Aufruf zum zivilen Ungehorsam

© Universum

„Du bist heute irgendwie ein anderer Mensch“, bekommt Taki (Ryunosuke Kamiki) am Ende eines miesen Dates zu hören und seine Angebetete ahnt nicht, wie richtig sie damit liegt. „Your Name. — Gestern, heute und für immer“ beginnt als Bodyswitch-Komödie. Eines Tages wacht Taki, eigentlich ein ganz gewöhnlicher Schüler aus Tokio, im Körper des Mädchens Mitsuha (Mone Kamishiraishi) in einem Provinznest auf. Ähnlich ergeht es Mitsuha, die sich als Taki in Tokio wiederfindet. Die beiden Teenager kommen rasch dahinter, dass sie ein paar Mal die Woche im Körper des jeweils anderen erwachen und sich tags darauf an nichts mehr erinnern können. Also beginnen sie über die Tagebuchapps auf ihren Smartphones miteinander zu kommunizieren, berichten einander von den Ereignissen des Tages.
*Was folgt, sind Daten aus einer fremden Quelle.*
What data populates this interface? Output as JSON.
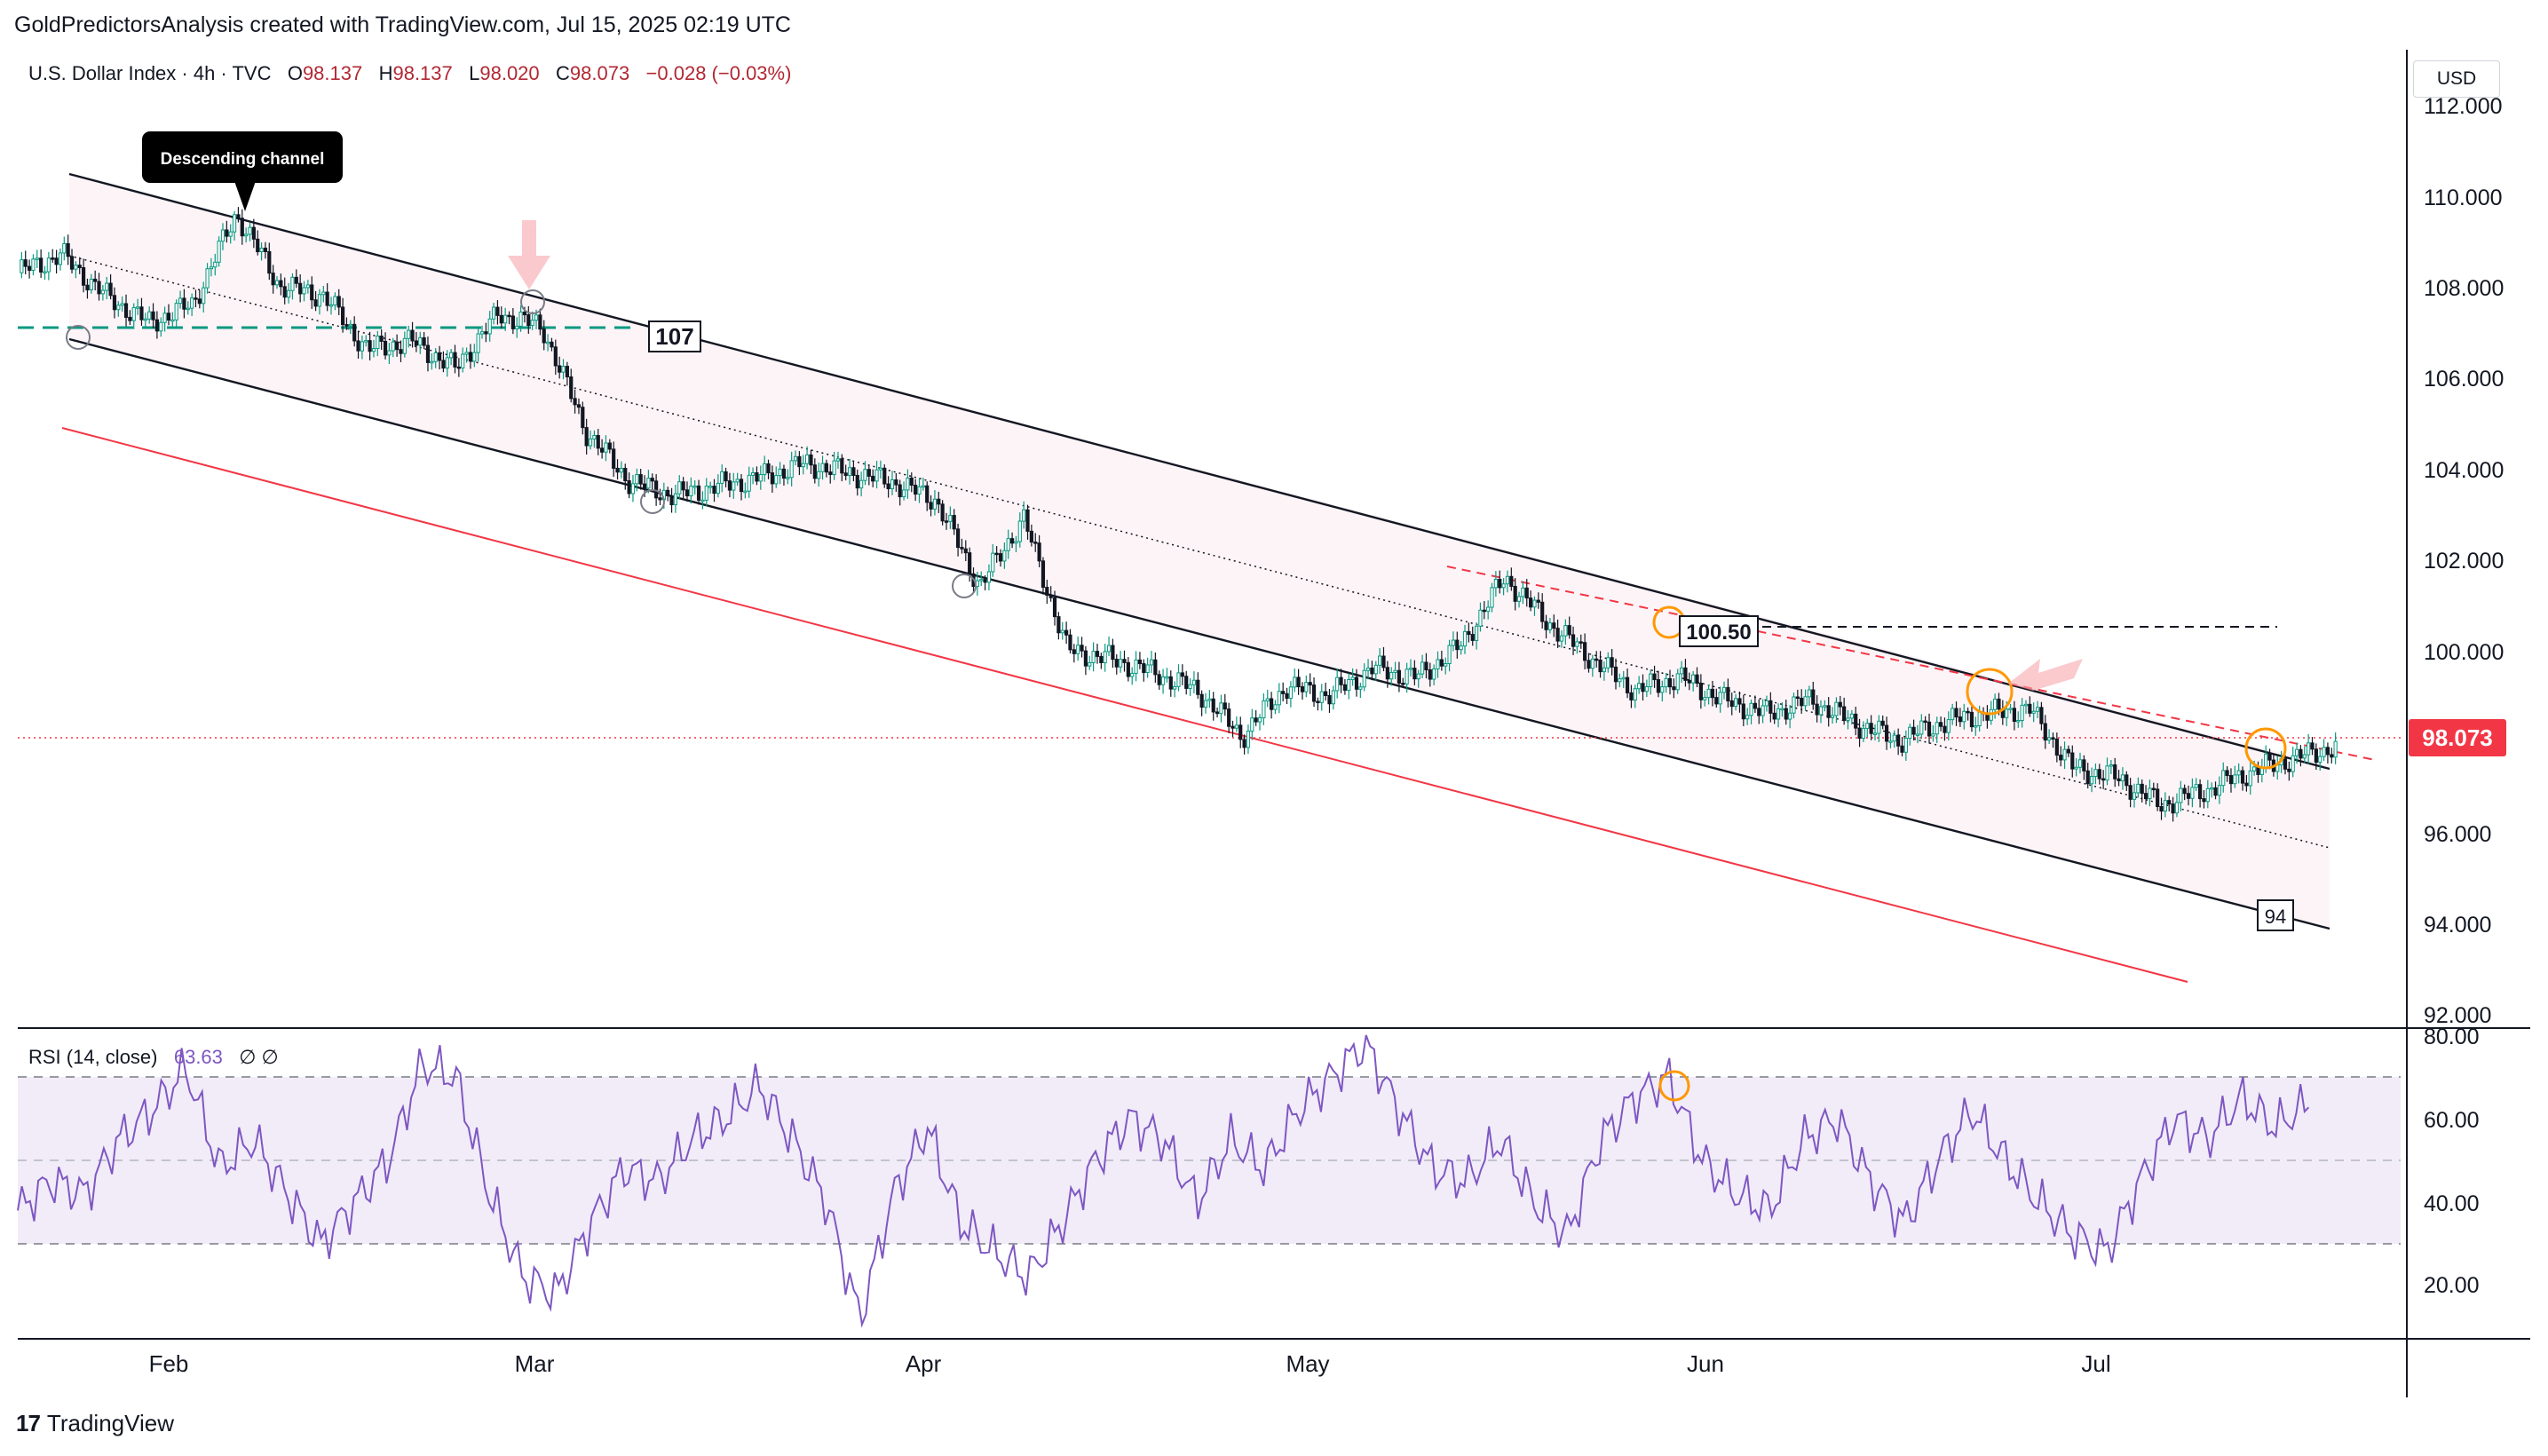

Die Figuren gewöhnen sich langsam an die Präsenz des jeweils Anderen und der Film nimmt das zum Anlass, noch recht zaghaft mit Genderstereotypen zu spielen: „Pass auf deinen Rock auf, das lernt man doch schon im Kindergarten“, ermahnt eine Freundin die vermeintliche Mitsuha und der neue Taki wird für seine weibliche Seite gelobt.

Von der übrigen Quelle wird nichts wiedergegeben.